For the study, the team recruited 15 healthy male participants and randomly gave them a diet that was either high-fat, high-sugar or low-fat, low-sugar. The men continued their usual sleeping habits (seven to nine hours a night) and kept a daily sleep diary.
At the end of each dietary intervention, the participants’ sleep was monitored in a laboratory where the researchers examined slow-wave activity or deep sleep, which consists of stage 3 non-rapid eye movement sleep, typically lasts between 70 and 90 minutes and happens during the first hours of the night. Deep sleep is thought to play an important part in restoring the brain and the consolidation of memories.
The team found that deep sleep exhibited less slow-wave activity when the participants had eaten junk food, compared to those that ate healthier food. Basically, the unhealthy diet resulted in shallower deep sleep.
Further research is needed to investigate how long-lasting the effects of eating an unhealthier diet are and exactly what substances in the diet worsened the depth of deep sleep.
Movement Motivation. Aging and cognitive decline often go hand-in-hand. The hippocampus and adjacent cortices, areas essential for learning and memory, are typically among the first brain structures to be affected as we age. The good news is there’s increasing evidence that physical activity can delay or prevent these structural reductions in older adults.
According to a new study out of Florida Atlantic University and CINVESTAV, Mexico City, Mexico, one key to preventing memory decline is to keep moving throughout your lifetime, particularly during middle age.
The research focused on the effects of long-term running on a network of new hippocampal neurons that were created in adult mice, at middle age.
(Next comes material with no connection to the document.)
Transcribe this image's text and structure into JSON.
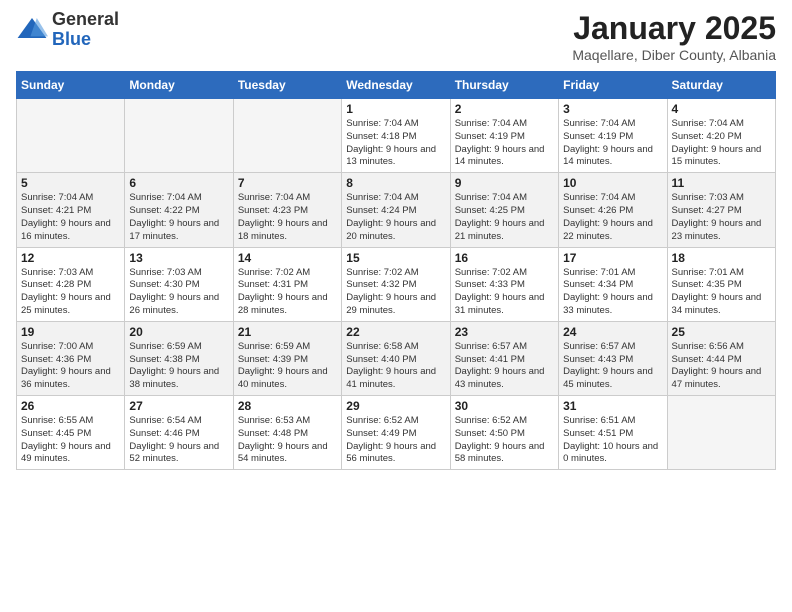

The “mice on the run” showed that running throughout middle age keeps old adult-born neurons wired, which may prevent or delay aging related memory loss.
Carmen Vivar, corresponding author of the study, says that long-term running “may enhance pattern separation ability, our ability to distinguish between highly similar events and stimuli…which is among the first to display deficits indicative of age-related memory decline.”
The takeaway is that chronic exercise, starting in young adulthood and continuing throughout middle age, helps maintain memory function as we grow old—a solid motivation to stay moving.
Extra Point
Watch
The Game Changers. This 2018 documentary follows ex-mixed martial arts competitor James Wilks as he explores plant-based eating. Wilks talks to a group of athletes who follow a vegan diet, as well as scientists, professors and physicians. The Game Changers is on Netflix.
Listen
The Big Silence. Host Karena Dawn introduced this podcast in early 2022 with a goal to normalize conversations around mental health and to empower individuals to share their stories. Episodes talk about reframing food language and diet lifestyle, growing from trauma, mastering your stress and how to have more happy days.
Read
Finding Your Optimum Zone to Perform to Your Potential. In this piece for The Growth Equation, Steve Magness explores the Yerkes-Dodson Law, a “simple and intuitive” curve that explains the relationship between stress and performance. How do you get to the best place to perform? The answer, he writes, is to find the “Goldilocks” of stress: Too little and you aren’t excited enough. Too much and your performance drops.